Rototilt Group AB is a technology company in Vindeln in Västerbotten, Sweden that manufactures tiltrotators to the construction industry.

==History==
Rototilt Group AB is a spin-out from Indexator, a family company purchased in 1973 by Allan Jonsson, who 10 years previously had founded crane manufacturer Cranab. The focus on tiltrotators began during Jonsson’s time.
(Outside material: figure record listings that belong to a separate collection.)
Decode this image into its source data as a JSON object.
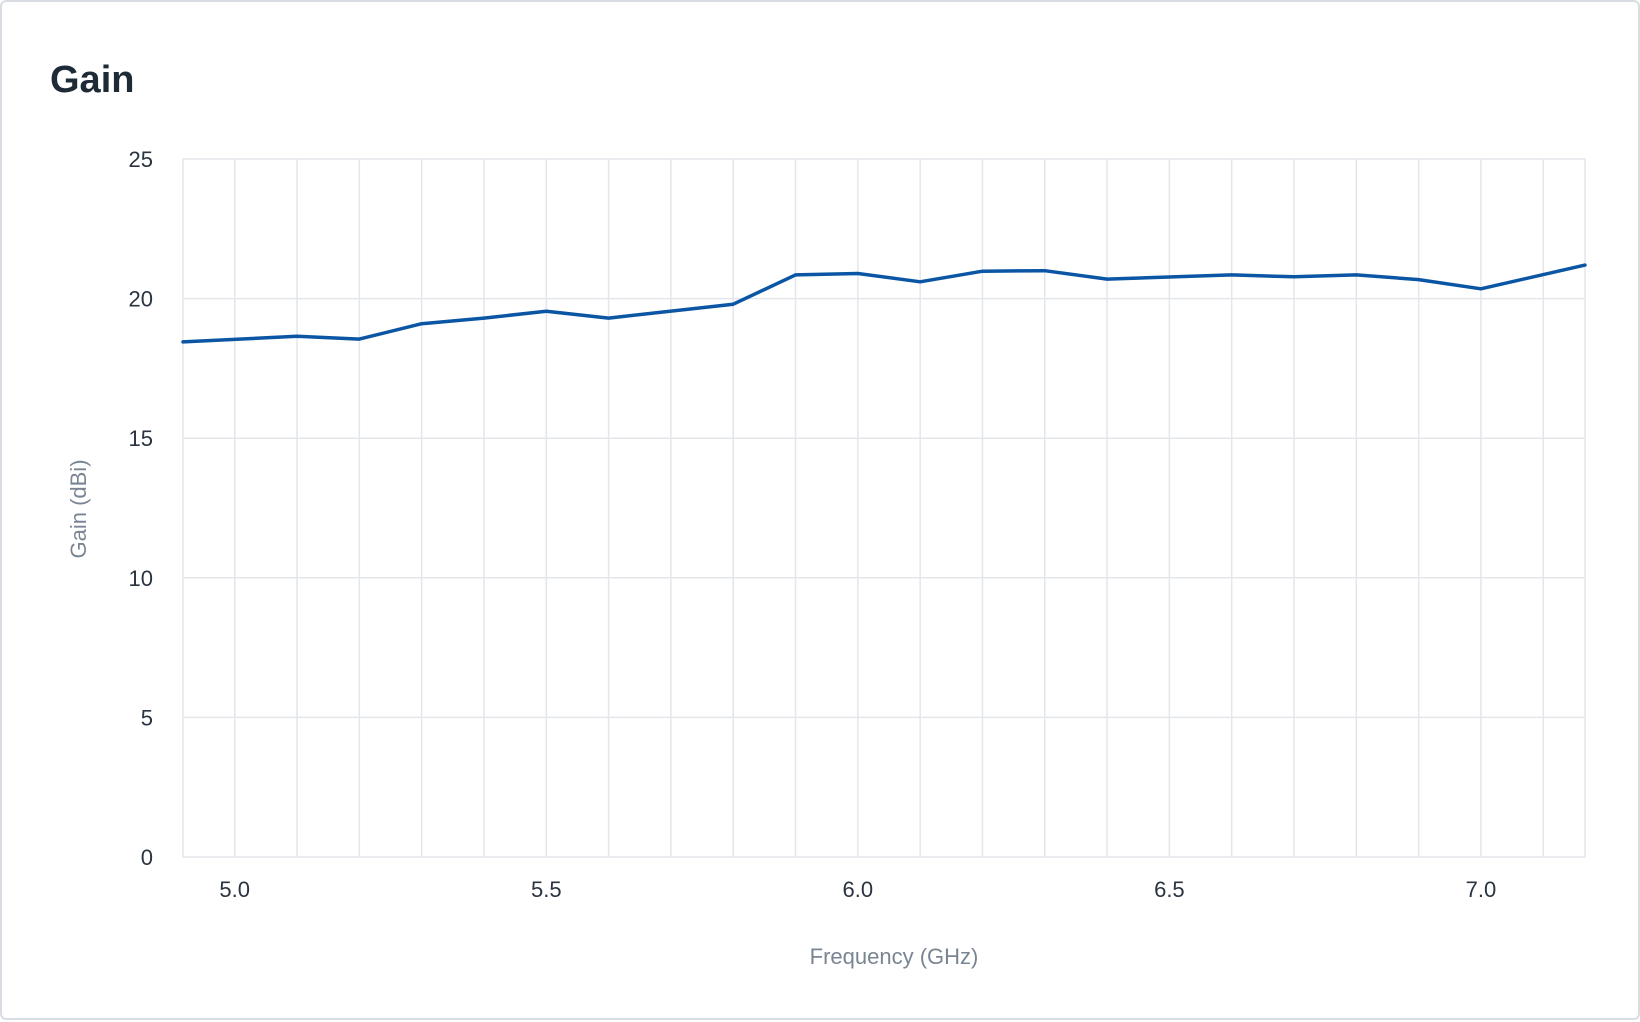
{
  "chart_data": {
    "type": "line",
    "title": "Gain",
    "xlabel": "Frequency (GHz)",
    "ylabel": "Gain (dBi)",
    "xlim": [
      4.917,
      7.167
    ],
    "ylim": [
      0,
      25
    ],
    "x_ticks": [
      "5.0",
      "5.5",
      "6.0",
      "6.5",
      "7.0"
    ],
    "y_ticks": [
      "0",
      "5",
      "10",
      "15",
      "20",
      "25"
    ],
    "grid": true,
    "line_color": "#0b56a4",
    "series": [
      {
        "x": [
          4.917,
          5.1,
          5.2,
          5.3,
          5.4,
          5.5,
          5.6,
          5.8,
          5.9,
          6.0,
          6.1,
          6.2,
          6.3,
          6.4,
          6.6,
          6.7,
          6.8,
          6.9,
          7.0,
          7.167
        ],
        "values": [
          18.45,
          18.65,
          18.55,
          19.1,
          19.3,
          19.55,
          19.3,
          19.8,
          20.85,
          20.9,
          20.6,
          20.98,
          21.0,
          20.7,
          20.85,
          20.78,
          20.85,
          20.68,
          20.35,
          21.2
        ]
      }
    ]
  }
}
In 1992 he gained access to the tiltrotator product and the brand of Rototilt – developed by Noreco founded in the 1980s by the Norgren brothers – through acquisition of the bankrupt family company Noreco in Umeå. [1] Rototilt is a tiltrotator that makes excavation, rotation and tilting by the bucket (or other tool intended for excavators) possible in one single movement.

==Operation==
Around one third is produced for export, with the Nordic region as the principal market. The company and its subsidiaries in Germany, Finland and North America. All production takes place in the 6000 m^{2} factory in Vindeln opened in the fall of 2007. On March 2, 2015 the company changed its name to Rototilt Group AB.